Yesterday I attended and participated in a subsection of the CTIA show organized by Jai from Open Mobile Solutions called developer pitch sessions. There were some interesting presentations in there, and some great conversations. Here are a few of the bits I thought were worth mention:
- Paul Nerger shared some info about monetization and promotion efforts for the Hollywood Walk of Fame set of content they’ve been experimenting with. He said the desktop web version is generating a $1.83 ecpm, but they’ve gotten the mobile version only to $0.17. He also said they had tried out QR Codes to see if that would drive some traffic and help on the distribution side, but they haven’t seen good results at all so far.
- The folks from xAD pointed out that while 4 of the top 10 advertisers in the US are carriers, none of them are spending significantly on mobile advertising currently. Mobile ads is perhaps an industry that could use with a little more dogfood eating.
- There was some commentary, positioned as pure speculation so I won’t attribute it to anyone, that the uptake of iPads in the financial services industry is actually helping out Blackberry. Lots of financial services folks were replacing their BB devices wit iPhones to get access to the realtime finance apps. However now folks seem to be picking up iPads and keeping their Blackberry devices. Carlo said he heard from a panelist at another event that enterprises are buying up iPads by the thousands. There’s a lot of argument on both sides of the tablet debate, but justified or not it seems to be shifting dollars for at least some people.
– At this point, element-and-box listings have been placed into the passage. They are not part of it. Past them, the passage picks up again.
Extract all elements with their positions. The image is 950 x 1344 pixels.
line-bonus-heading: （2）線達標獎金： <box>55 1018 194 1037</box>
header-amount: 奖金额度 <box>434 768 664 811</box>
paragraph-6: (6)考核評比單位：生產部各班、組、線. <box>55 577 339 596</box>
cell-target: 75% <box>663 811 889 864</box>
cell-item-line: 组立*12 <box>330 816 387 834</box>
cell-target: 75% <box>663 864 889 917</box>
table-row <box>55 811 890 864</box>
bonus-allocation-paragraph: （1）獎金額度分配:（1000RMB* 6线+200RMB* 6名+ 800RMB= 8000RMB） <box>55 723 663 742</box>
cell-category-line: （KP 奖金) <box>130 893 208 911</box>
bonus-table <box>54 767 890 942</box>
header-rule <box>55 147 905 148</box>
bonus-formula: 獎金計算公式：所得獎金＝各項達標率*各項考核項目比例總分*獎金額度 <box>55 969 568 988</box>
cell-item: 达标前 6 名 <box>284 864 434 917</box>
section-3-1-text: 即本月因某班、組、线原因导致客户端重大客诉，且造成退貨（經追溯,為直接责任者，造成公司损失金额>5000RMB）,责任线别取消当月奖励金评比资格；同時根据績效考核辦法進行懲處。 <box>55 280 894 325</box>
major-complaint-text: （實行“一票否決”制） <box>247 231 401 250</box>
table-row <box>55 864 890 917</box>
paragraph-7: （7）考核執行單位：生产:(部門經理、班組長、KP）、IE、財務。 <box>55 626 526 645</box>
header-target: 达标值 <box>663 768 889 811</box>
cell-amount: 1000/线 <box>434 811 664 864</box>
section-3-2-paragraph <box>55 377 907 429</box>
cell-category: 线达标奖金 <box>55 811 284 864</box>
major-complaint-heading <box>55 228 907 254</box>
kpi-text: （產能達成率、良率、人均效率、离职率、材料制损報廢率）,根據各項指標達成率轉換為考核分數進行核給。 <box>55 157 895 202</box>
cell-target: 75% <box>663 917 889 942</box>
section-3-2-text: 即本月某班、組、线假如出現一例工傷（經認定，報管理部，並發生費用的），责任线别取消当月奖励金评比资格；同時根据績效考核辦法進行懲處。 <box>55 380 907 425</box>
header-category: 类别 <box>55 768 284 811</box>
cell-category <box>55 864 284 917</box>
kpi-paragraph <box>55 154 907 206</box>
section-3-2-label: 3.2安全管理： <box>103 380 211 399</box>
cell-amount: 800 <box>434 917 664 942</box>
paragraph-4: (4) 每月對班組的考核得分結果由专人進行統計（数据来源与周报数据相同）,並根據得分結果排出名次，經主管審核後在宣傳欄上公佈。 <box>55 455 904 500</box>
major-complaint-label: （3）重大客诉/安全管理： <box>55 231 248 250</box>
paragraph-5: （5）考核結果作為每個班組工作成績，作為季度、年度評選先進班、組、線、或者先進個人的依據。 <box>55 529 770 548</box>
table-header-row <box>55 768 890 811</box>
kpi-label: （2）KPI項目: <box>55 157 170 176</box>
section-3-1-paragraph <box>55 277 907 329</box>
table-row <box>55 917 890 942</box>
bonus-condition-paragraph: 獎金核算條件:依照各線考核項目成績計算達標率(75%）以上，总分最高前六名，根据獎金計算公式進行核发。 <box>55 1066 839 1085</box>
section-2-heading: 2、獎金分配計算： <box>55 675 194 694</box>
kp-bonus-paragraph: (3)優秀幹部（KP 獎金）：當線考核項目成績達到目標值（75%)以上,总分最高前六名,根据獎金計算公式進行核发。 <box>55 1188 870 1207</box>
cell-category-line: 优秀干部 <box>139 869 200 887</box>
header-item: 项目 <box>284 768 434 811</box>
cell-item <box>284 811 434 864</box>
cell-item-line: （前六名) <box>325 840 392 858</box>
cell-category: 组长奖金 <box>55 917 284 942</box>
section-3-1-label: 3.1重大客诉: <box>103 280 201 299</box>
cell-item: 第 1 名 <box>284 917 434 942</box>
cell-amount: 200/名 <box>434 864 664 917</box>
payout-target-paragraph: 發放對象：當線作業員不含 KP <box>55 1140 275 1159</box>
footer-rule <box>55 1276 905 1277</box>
- Discussions around distribution tended to say supporting multiple platforms is necessary. “Why would you bet on only one horse?” I think was the way the question was phrased. I called into question the value of that advice. There are some business models where it makes sense, there are others where statistically speaking the expected payout is far below the cost of porting. I think this remains one of the most fundamentally misrepresented set of discussions in our industry, cause everyone wants to shift attention away from Apple and try to frame their attempt to attack the iTunes platform as some kind of generic good business advice. It’s normally pretty transparent however.
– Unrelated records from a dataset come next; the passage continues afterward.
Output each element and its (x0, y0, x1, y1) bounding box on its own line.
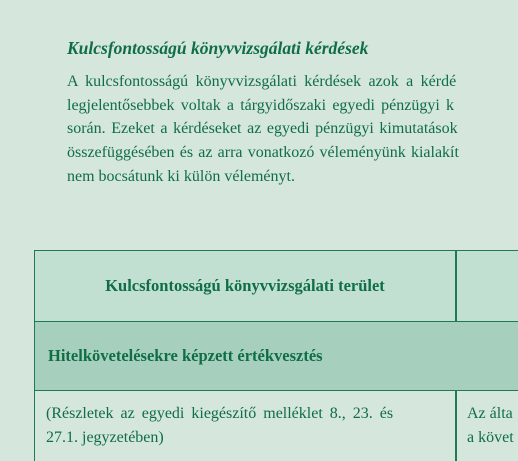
column-divider (455, 391, 457, 461)
key-audit-matters-table (34, 250, 518, 461)
cell-line: a követ (467, 428, 514, 446)
section-row-title: Hitelkövetelésekre képzett értékvesztés (48, 346, 323, 365)
paragraph-line: A kulcsfontosságú könyvvizsgálati kérdések azok a kérdé (67, 73, 457, 90)
paragraph-line: összefüggésében és az arra vonatkozó véleményünk kialakít (67, 144, 459, 162)
cell-line: 27.1. jegyzetében) (46, 428, 164, 446)
table-row (35, 391, 518, 461)
column-divider (455, 251, 457, 321)
section-heading: Kulcsfontosságú könyvvizsgálati kérdések (67, 38, 369, 58)
cell-reference-note (46, 402, 446, 449)
intro-paragraph (67, 70, 518, 189)
cell-line: Az álta (467, 405, 513, 422)
cell-procedures (467, 402, 518, 449)
column-header-audit-area: Kulcsfontosságú könyvvizsgálati terület (105, 276, 385, 295)
cell-line: (Részletek az egyedi kiegészítő melléklet 8., 23. és (46, 405, 394, 422)
paragraph-line: során. Ezeket a kérdéseket az egyedi pénzügyi kimutatások (67, 120, 458, 138)
paragraph-line: legjelentősebbek voltak a tárgyidőszaki egyedi pénzügyi k (67, 96, 455, 114)
table-section-row (35, 322, 518, 391)
paragraph-line: nem bocsátunk ki külön véleményt. (67, 167, 295, 185)
table-header-row (35, 251, 518, 322)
From the set of presentations that I sat on the panel for, my favorite was Phone Halo. They have an application and service up and running where you can attach a small bluetooth dongle to something you don’t want to lose (your keys for example) and your phone will watch and alert you if the phone gets to far away from the dongle. They also have an online component where you can track a GPS snapshot of the instant where the two devices went out of range so that you can go back and check online if you miss the instant where the devices disconnect. I liked the idea not so much for just the set of things they’ve put together so far, but because the concepts lie very much inline with the service avatar principles that Mike Kuniavsky laid down at Mobilize. A simple single purpose device that fronts for a larger service up in the cloud. It’s the kind of idea that I suspect will have broadening instead of narrowing applications if technology keeps progressing in the direction it has been.